Changing the world. This may be one of the most repeated catchphrases in history. Everyone wants to change the world, save humanity, start a revolution.

Does that sound difficult? Yes, it does. But there is something far more complicated.

It was captured well in a line attributed to a Brazilian author: “It is easy to love humanity. Hard is loving the human being.”

It is easy to want to change the world. Hard is to care for, sustain, or change for those near us. Even inside our own home.

So much so that when we look closely at the history of people considered “great,” those who supposedly changed the world or saved humanity, we often discover something unsettling. Many of them left behind broken families, neglected spouses, abandoned children. They failed to guide their own households. There was unhappiness right in their own backyard.

Here are some examples of people who are said to have changed the world and their personal dramas

Jean-Jacques Rousseau spoke eloquently about education, virtue, and forming the ideal human being. Yet all five of his own children were abandoned to foundling hospitals. The vision for humanity did not translate into care for those closest to him.

Friedrich Nietzsche exalted human strength, self-creation, and the will to power. And yet his own life was marked by deep fragility, isolation, and eventual mental collapse. The burden of self-salvation proved heavier than the human frame could bear.

Karl Marx devoted his life to writing about the dignity of labor and the plight of the working class, while himself never had a stable job his entire adult life, living largely supported by others. His vision for humanity never began inside his own daily life.

Michel Foucault had a philosophy revered in academia that aims at deconstructing social structures. His ideas help us tear things down, but they offer little help in building them up, leaving behind a legacy not of renewal, but of fragmentation.

These observations are meant to warn. The desire to “change the world”, or attributing it to certain people, is seductive because it deals with abstractions. Humanity does not interrupt you. Humanity does not require patience. Humanity does not need forgiveness at the end of a long day.

But the human being does.

Only One truly changed the world and saved humanity. He began with those closest to Him, just twelve. And from there, He reached every human being, of every time and place. His name is Jesus Christ.

On the cross, He did not save the world by force, but by sacrifice. He did not redeem humanity by control, but by love. Perfect love for imperfect people.

This is why the desire to “change the world” can be dangerous, but caring faithfully for what God has placed in front of you is not.
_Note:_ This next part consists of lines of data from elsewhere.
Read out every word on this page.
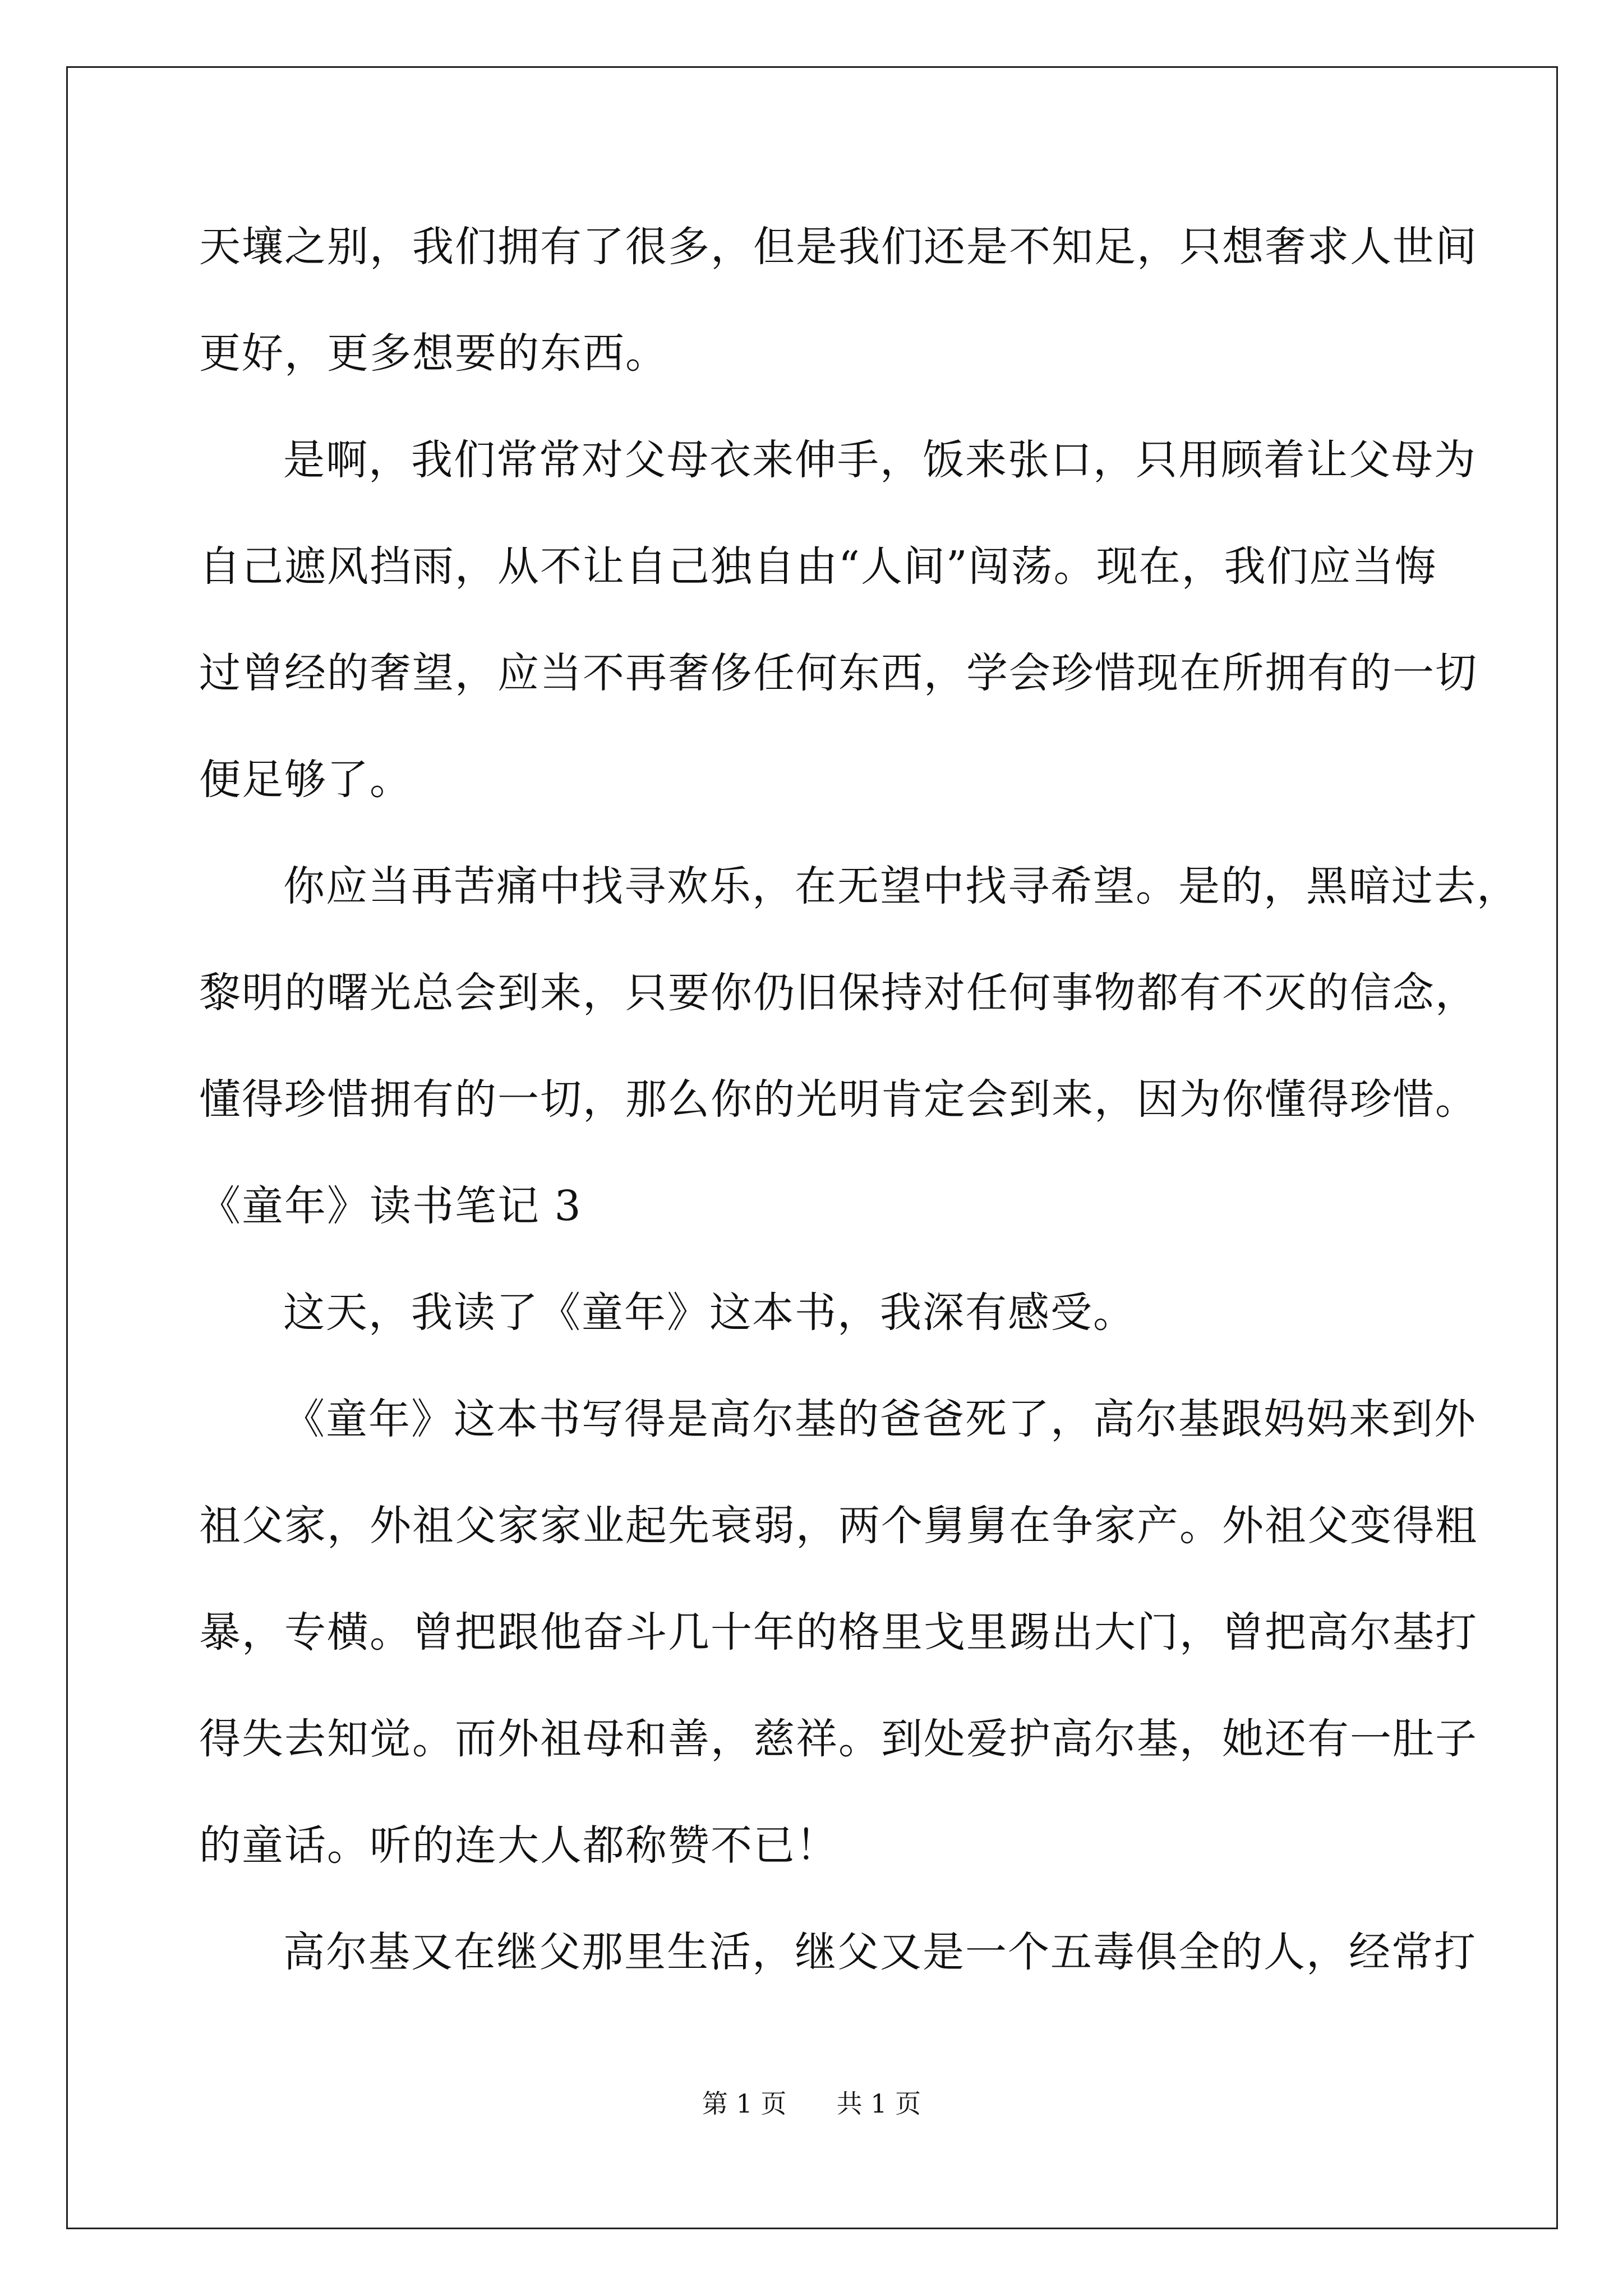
天壤之别，我们拥有了很多，但是我们还是不知足，只想奢求人世间
更好，更多想要的东西。
是啊，我们常常对父母衣来伸手，饭来张口，只用顾着让父母为
自己遮风挡雨，从不让自己独自由“人间”闯荡。现在，我们应当悔
过曾经的奢望，应当不再奢侈任何东西，学会珍惜现在所拥有的一切
便足够了。
你应当再苦痛中找寻欢乐，在无望中找寻希望。是的，黑暗过去，
黎明的曙光总会到来，只要你仍旧保持对任何事物都有不灭的信念，
懂得珍惜拥有的一切，那么你的光明肯定会到来，因为你懂得珍惜。
《童年》读书笔记 3
这天，我读了《童年》这本书，我深有感受。
《童年》这本书写得是高尔基的爸爸死了，高尔基跟妈妈来到外
祖父家，外祖父家家业起先衰弱，两个舅舅在争家产。外祖父变得粗
暴，专横。曾把跟他奋斗几十年的格里戈里踢出大门，曾把高尔基打
得失去知觉。而外祖母和善，慈祥。到处爱护高尔基，她还有一肚子
的童话。听的连大人都称赞不已！
高尔基又在继父那里生活，继父又是一个五毒俱全的人，经常打
第 1 页 共 1 页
Wanting to change the world often produces totalitarianism. Being changed by Christ produces true transformation.  The Gospel does not begin with a call to fix everything. It begins with a promise. A promise that God has acted, decisively, in Jesus Christ. And from that promise flows a new way of living. Not obsessed with saving humanity. But faithful in loving the human being. Your spouse.Your children.Your neighbor.Your congregation.Your daily responsibilities. This is not small work. It is holy work.

Because the world is not changed by grand slogans alone. It is changed when sinners are forgiven, when lives are renewed, when homes are cared for, when Christ’s love takes concrete shape in ordinary places.

Jesus did not ask us to save the world. He already did that.

He calls us to follow Him. And that changes everything.